Always Check for NULL

fopen() returns NULL if the file could not be opened for any reason — it does not exist, permissions deny access, too many files are already open, the disk is unavailable, and so on. That return value must be checked before the handle is used for anything.

Dereferencing a NULL FILE* crashes the program

C
#include <stdio.h>

int main(void)
{
    FILE *fp = fopen("does_not_exist.txt", "r");

    /* BUG: fp is NULL here because the file doesn't exist,
       but we use it anyway. */
    fputs("hello\n", fp);   /* undefined behavior -- typically crashes */

    return 0;
}
Every use of `fp` after a failed `fopen()` is undefined behavior. On most systems this crashes with a segmentation fault, but it is not guaranteed to fail loudly or immediately — always check first.

C
#include <stdio.h>

int main(void)
{
    FILE *fp = fopen("does_not_exist.txt", "r");

    if (fp == NULL) {
        printf("Could not open file for reading.\n");
        return 1;   /* bail out cleanly instead of crashing */
    }

    /* fp is guaranteed non-NULL from this point on */
    fclose(fp);
    return 0;
}
Closing With fclose()

fclose(fp) releases the operating system resources tied up by the open file and — critically for writes — flushes any data still sitting in the library's internal output buffer out to disk. fclose() returns 0 on success and EOF on failure, which is also worth checking for write-heavy code.

C
#include <stdio.h>

int main(void)
{
    FILE *fp = fopen("output.txt", "w");
    if (fp == NULL) {
        return 1;
    }

    fputs("important data\n", fp);

    if (fclose(fp) != 0) {
        printf("Warning: error while closing the file.\n");
    }

    return 0;
}
Forgetting to close a file
Skipping `fclose()` leaks a file handle for as long as the process runs — most operating systems cap the number of files a process can have open at once, so leaking enough handles causes later `fopen()` calls to fail. Worse, buffered writes that have not been flushed yet can simply be lost if the program exits without closing the file, leaving the file on disk incomplete or empty even though your code called `fputs`/`fprintf` successfully.
  • Always pair a successful fopen() with exactly one fclose()

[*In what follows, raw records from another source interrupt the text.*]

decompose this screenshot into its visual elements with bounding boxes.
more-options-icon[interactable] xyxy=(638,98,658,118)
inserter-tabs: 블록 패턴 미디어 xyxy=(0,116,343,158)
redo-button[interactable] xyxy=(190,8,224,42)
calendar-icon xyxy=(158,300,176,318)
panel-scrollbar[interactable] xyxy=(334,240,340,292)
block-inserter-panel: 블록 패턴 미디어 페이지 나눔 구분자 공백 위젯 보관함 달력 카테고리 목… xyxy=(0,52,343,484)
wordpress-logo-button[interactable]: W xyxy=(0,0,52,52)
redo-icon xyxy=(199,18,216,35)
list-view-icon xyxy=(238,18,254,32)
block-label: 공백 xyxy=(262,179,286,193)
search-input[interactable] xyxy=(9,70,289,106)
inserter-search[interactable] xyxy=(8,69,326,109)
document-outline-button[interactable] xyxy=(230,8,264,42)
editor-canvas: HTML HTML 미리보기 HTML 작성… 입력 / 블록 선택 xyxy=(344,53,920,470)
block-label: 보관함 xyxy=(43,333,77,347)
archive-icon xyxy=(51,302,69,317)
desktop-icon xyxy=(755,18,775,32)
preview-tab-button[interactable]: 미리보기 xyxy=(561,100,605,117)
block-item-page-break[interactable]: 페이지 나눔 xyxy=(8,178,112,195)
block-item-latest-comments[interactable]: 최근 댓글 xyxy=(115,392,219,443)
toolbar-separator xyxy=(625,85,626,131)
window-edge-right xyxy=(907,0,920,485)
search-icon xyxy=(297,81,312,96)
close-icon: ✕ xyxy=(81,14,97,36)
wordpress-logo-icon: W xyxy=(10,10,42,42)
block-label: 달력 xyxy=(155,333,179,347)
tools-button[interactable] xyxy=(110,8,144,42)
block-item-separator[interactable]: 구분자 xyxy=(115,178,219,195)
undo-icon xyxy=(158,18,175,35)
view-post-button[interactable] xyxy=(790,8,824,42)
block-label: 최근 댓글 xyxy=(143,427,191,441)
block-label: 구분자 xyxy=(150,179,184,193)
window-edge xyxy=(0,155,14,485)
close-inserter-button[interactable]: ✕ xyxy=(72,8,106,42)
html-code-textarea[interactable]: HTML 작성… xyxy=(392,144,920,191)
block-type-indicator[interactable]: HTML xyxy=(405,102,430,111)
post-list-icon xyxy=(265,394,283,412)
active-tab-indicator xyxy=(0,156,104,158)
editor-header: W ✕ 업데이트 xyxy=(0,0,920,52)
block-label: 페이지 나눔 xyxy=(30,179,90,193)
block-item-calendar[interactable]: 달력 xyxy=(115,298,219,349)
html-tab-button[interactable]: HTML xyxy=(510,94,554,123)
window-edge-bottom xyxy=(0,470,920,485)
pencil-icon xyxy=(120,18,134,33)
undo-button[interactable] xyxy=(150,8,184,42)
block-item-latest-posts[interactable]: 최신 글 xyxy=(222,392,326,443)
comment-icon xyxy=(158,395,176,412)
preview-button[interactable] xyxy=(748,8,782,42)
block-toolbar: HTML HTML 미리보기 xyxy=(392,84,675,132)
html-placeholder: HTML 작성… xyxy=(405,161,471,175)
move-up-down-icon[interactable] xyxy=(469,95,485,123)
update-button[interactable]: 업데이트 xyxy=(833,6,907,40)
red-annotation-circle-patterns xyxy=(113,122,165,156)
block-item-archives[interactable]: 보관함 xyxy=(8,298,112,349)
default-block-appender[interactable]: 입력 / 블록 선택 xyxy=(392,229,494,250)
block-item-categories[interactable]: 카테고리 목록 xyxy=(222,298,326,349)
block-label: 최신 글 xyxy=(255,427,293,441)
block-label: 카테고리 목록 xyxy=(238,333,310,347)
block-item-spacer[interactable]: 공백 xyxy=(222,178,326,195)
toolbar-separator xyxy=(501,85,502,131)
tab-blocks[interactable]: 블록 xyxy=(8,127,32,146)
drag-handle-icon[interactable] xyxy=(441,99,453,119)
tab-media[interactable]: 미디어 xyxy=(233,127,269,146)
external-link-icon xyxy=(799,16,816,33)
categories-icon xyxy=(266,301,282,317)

  • On every early-return / error path after opening a file, make sure it still gets closed

  • The operating system will close any files still open when the process exits, but relying on that instead of an explicit fclose() is fragile and considered bad practice

Note
The C standard library also provides `fflush(fp)` to force buffered output to be written out without closing the file — handy for long-running programs that write incrementally and want data durable on disk before the file is eventually closed.